Dalam masa pemerintahan Bani
Umayah, merebak suatu isu dalam waktu yang lama di kalangan penduduk Yatsrib
terhadap Sa’id bin Zaid. Yakni, seorang wanita bernama Arwa binti uwais menuduh
Sa’id bin Zaid telah merampas tanahnya dan menggabungkannya dengan tanah Said
sendiri. Wanita tersebut menyebarkan tuduhannya itu ke seantero kaum muslimin,
dan kemudian mengadukan perkaranya kepada Wali Kota Madinah, Marwan bin Hakam.
Marwan mengirim beberapa petugas kepada Sa’id untuk menanyakan perihal tuduhan
wanita tersebut. Sahabat Rasulullah ini merasa prihatin atas fitnah yang
dituduhkan kepadanya itu.
Kata Sa’id, “Dia menuduhku
menzaliminya (meramapas tanahnya yang berbatasan dengan tanah saya). Bagaimana
mungkin saya menzaliminya, padahal saya telah mendengar Rasulullah saw.
bersabda, “Siapa saja yang mengambil tanah orang lain walaupun sejengkal, nanti
di hari kiamat Allah memikulkan tujuh lapis bumi kepadanya. Wahai Allah! dia
menuduh saya menzaliminya. Seandainya tuduhan itu palsu, butakanlah matanya dan
ceburkan dia ke sumur yang dipersengketakannya dengan saya.
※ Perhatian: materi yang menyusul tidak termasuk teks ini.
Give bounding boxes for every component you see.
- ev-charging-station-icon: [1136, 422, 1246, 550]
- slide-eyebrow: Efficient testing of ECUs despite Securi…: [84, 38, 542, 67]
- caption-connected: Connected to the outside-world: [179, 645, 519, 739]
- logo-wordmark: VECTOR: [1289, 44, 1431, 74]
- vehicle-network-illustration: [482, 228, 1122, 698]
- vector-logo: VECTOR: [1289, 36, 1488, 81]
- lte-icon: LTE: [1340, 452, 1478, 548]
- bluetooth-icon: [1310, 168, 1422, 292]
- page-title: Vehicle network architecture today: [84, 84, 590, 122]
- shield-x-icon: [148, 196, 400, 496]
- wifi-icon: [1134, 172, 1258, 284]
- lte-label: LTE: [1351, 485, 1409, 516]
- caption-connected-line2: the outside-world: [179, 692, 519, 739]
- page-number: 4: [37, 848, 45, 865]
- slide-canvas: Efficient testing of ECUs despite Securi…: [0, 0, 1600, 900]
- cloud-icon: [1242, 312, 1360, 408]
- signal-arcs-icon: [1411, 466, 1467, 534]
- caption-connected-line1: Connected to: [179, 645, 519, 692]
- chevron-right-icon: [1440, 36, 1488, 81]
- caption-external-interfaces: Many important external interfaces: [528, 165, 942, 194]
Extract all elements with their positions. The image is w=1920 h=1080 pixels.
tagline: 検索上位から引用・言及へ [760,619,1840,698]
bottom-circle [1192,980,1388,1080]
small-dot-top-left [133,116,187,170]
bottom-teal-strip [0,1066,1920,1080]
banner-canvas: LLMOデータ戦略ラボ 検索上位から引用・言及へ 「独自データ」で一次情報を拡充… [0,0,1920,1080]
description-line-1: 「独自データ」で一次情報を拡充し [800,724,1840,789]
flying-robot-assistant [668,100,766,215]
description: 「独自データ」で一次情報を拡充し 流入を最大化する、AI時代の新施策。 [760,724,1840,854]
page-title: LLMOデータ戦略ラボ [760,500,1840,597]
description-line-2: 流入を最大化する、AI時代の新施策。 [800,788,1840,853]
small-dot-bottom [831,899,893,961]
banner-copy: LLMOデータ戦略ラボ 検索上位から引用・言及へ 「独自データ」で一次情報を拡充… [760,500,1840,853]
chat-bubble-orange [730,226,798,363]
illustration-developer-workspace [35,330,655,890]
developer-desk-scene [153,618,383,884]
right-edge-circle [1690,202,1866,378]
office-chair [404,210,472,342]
Buktikanlah kepada
kaum muslimin sejelas-jelasnya bahwa tanah itu adalah hak saya dan bahwa saya
tidak pernah menzaliminya.”
Tidak berapa lama kemudian,
terjadi banjir yang belum pernah terjadi seperti itu sebelumnya. Maka,
terbukalah tanda batas tanah Sa’id dan tanah Arwa yang mereka perselisihkan.
Kaum muslimin memperoleh bukti, Sa’idlah yang benar, sedangkan tuduhan wanita
itu palsu. Hanya sebulan sesudah itu, wanita tersebut menjadi buta. Ketika dia
berjalan meraba-raba di tanah yang dipersengketakannya, dia pun jatuh ke dalam
sumur.
Kata Abdullah bin Umar, “Memang,
ketika kami masih kanak-kanak, kami mendengar orang berkata bila mengutuk orang
lain, ‘Dibutakan mata kamu seperti Arwa’.”
Peristiwa itu sesungguhnya tidak
begitu mengherankan. Karena, Rasulullah saw. bersabda, “Takutilah doa orang
teraniaya. Karena, antara dia dengan Allah tidak ada batas.”
Maka, apalagi kalau yang
teraniaya itu salah seorang dari sepuluh sahabat Rasulullah saw. yang telah
dijamin masuk surga, Sa’id bin Zaid, tentu lebih diperhatikan oleh Allah SWT.